Perkuat Konsolidasi Demokrasi, Bawaslu Kota Batu Bahas Penguatan Wawasan Demokrasi Bersama Kepala SMAN 1 Kota Batu
|
Kota Batu – Dalam upaya membangun budaya demokrasi yang partisipatif sejak dini, Bawaslu Kota Batu menggelar diskusi strategis bersama Kepala SMAN 1 Kota Batu guna membahas penguatan wawasan demokrasi bagi pemilih pemula. Kegiatan ini merupakan bagian dari komitmen Bawaslu Kota Batu dalam memperkuat konsolidasi demokrasi melalui sinergi dengan dunia pendidikan (27/04/2026).
Pertemuan tersebut membahas berbagai strategi kolaborasi untuk meningkatkan pemahaman peserta didik mengenai nilai-nilai demokrasi, kepemiluan, serta pentingnya pengawasan partisipatif sebagai bagian dari tanggung jawab warga negara dalam menjaga kualitas demokrasi.
Ketua Bawaslu Kota Batu, Supriyanto, menyampaikan bahwa sekolah memiliki peran strategis dalam membentuk karakter generasi muda yang demokratis, kritis, dan bertanggung jawab. Oleh karena itu, kolaborasi antara Bawaslu dan lembaga pendidikan menjadi langkah penting dalam menanamkan kesadaran berdemokrasi kepada pemilih pemula.
"Generasi muda merupakan aset penting bagi keberlangsungan demokrasi. Melalui sinergi dengan sekolah, kami berharap para pelajar tidak hanya memahami proses kepemiluan, tetapi juga memiliki kesadaran untuk turut mengawal demokrasi melalui pengawasan partisipatif," ujar Supriyanto.
Dalam diskusi tersebut, kedua belah pihak juga membahas rencana pelaksanaan berbagai program edukasi demokrasi di lingkungan sekolah, seperti sosialisasi kepemiluan, diskusi kebangsaan, pendidikan pengawasan partisipatif, hingga kegiatan yang mendorong keterlibatan aktif pelajar dalam memahami hak dan kewajibannya sebagai warga negara.
Koordinator Divisi Hukum, Pencegahan, Partisipasi Masyarakat, dan Hubungan Masyarakat (HP2H), Yogi Eka Chalid Farobi, menjelaskan bahwa penguatan wawasan demokrasi kepada pemilih pemula merupakan investasi jangka panjang dalam mewujudkan pemilu yang berkualitas.
"Kami ingin membangun kesadaran bahwa demokrasi tidak hanya dimaknai saat memberikan suara di bilik pemungutan, tetapi juga melalui kepedulian untuk menjaga integritas setiap prosesnya.

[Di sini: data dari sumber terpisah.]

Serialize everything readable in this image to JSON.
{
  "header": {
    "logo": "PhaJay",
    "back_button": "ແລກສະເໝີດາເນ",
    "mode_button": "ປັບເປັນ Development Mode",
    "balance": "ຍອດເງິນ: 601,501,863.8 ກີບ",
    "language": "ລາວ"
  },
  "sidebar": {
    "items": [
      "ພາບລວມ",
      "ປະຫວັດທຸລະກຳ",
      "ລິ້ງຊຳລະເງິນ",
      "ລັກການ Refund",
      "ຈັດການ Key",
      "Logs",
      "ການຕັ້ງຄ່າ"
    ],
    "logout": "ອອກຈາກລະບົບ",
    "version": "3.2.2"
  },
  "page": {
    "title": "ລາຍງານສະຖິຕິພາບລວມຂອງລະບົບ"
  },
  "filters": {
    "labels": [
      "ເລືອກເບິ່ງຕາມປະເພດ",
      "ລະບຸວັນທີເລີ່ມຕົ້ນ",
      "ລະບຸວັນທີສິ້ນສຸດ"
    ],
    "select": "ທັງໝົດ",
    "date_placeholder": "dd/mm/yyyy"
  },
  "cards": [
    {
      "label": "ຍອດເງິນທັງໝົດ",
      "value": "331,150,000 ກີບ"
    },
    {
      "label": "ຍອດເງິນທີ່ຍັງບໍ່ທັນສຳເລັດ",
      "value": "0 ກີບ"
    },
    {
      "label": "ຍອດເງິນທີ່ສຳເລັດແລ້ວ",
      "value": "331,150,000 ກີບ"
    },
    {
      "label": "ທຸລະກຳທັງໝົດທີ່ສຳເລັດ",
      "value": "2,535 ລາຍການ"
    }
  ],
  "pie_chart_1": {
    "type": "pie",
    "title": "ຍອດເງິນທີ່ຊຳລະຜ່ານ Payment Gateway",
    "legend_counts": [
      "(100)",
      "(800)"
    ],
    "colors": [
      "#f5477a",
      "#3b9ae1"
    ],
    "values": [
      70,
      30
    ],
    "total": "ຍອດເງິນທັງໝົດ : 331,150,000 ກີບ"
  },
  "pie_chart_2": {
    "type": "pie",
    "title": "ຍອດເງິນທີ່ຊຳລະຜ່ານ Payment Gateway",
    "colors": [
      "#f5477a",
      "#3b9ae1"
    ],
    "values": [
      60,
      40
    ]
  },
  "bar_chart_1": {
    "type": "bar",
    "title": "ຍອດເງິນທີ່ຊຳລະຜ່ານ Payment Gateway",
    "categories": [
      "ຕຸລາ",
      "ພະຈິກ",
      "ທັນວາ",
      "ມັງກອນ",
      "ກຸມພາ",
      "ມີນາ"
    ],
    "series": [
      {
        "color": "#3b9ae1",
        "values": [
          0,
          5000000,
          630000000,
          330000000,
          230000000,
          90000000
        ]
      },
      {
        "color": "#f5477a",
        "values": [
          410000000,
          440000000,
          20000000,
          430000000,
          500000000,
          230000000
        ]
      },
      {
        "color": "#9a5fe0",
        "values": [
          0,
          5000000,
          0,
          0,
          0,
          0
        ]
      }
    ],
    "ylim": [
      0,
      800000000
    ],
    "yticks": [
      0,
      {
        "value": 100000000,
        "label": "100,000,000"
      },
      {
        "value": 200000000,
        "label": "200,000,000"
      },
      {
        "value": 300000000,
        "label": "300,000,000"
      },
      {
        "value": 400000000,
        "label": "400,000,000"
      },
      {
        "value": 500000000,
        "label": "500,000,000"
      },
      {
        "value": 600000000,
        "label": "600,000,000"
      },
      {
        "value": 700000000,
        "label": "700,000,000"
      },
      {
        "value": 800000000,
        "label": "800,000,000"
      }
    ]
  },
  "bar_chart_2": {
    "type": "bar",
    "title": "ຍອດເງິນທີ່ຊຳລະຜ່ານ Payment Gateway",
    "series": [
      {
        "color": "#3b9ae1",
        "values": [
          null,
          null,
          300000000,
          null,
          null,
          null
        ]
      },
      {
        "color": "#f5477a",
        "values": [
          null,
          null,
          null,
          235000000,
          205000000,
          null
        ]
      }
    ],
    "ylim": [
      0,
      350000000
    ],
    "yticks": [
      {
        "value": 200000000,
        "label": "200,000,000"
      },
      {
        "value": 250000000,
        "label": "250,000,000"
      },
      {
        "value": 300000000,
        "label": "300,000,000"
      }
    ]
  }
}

Dengan bekal pengetahuan yang baik, pemilih pemula diharapkan mampu menjadi agen perubahan sekaligus pelopor pengawasan partisipatif di lingkungannya," jelas Yogi.
Bawaslu Kota Batu meyakini bahwa kolaborasi dengan satuan pendidikan akan memperluas jangkauan pendidikan demokrasi sekaligus memperkuat partisipasi masyarakat dalam mengawal penyelenggaraan pemilu yang jujur dan adil. Sinergi tersebut diharapkan mampu melahirkan generasi muda yang memiliki literasi demokrasi yang kuat, berpikir kritis, serta menjunjung tinggi nilai-nilai kejujuran, integritas, dan tanggung jawab.
Melalui konsolidasi demokrasi ini, Bawaslu Kota Batu terus menegaskan komitmennya untuk membangun kemitraan yang berkelanjutan dengan berbagai pemangku kepentingan. Dengan semangat kolaborasi, pemilih pemula hari ini diharapkan tumbuh menjadi warga negara yang aktif, berintegritas, dan siap menjadi penentu arah demokrasi Indonesia di masa depan.